Entertainment Pact non-profit organization
However, as the digital entertainment sector’s expansion is leading to a rapid increase in its environmental impact, growing exponentially at a rate set to make it one of the biggest threats to the environment in the near future, with negative environmental impact including Global Warming Potential, resource depletion, ozone depletion, various toxicity parameters, and acidification.
Get ready for some surprising figures: the use of online constitutes up to 7% of global electricity consumption. According to ADEME, the IT sector is now responsible for 4% of global greenhouse gas emissions, and the sharp increase in usage suggests that this carbon footprint will double by 2025. The main polluter is video streaming, with streaming platforms generating at least one third of these emissions.
Furthermore, given the short lifespan of components, digital infrastructure expansion significantly increases mining of rare earth materials, resulting in depletion of resources and collateral toxicity to eco-systems. Due to what is generally short life-span and non-circular economy models for components, discarded devices produce large quantities of electronic waste. According to Greenpeace, the production of a television requires the extraction of 2.5 tonnes of raw materials, and generates 350 kg of CO₂.
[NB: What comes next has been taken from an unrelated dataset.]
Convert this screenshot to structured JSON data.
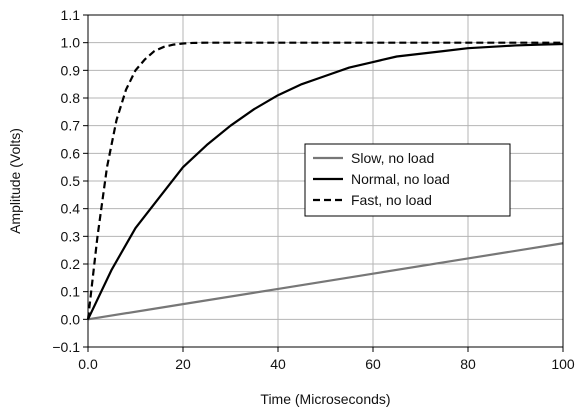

In addition to the toxicity on land-based eco-systems, suppliers of raw materials for digital components are turning to deep sea mining, with potentially devastating effects on deep-sea marine life.
The Entertainment Pact non profit organization aims to support the digital transition through infrastructural improvements, while increasing awareness among users and companies on the environmental impact of consuming digital content, for example in video streaming. The Entertainment Pact's central focus is to accelerate research projects with the task of finding sustainable optimization solutions for e-waste, data centers and the digital infrastructure in general.
Data center cooling solutions are top priority for the Entertainment Pact
In the spirit of the Paris Agreement, the Entertainment Pact is a written agreement, to be signed by the industry leaders in the digital entertainment sector, artists, research experts and sustainable development leaders, in the aim of uniting forces in a shared mission to oversee the green, zero-waste transition of the digital sector.
As well as increasing awareness the impact of the sector, as part of its campaign to support research based solutions, the Entertainment Pact aims for its adherents to make a commitment when possible to working with the greenest partners within the sector.
The Entertainment Pact aims to be a knowledge hub for these innovative research programs, including a catalogue of shared solutions to its partners.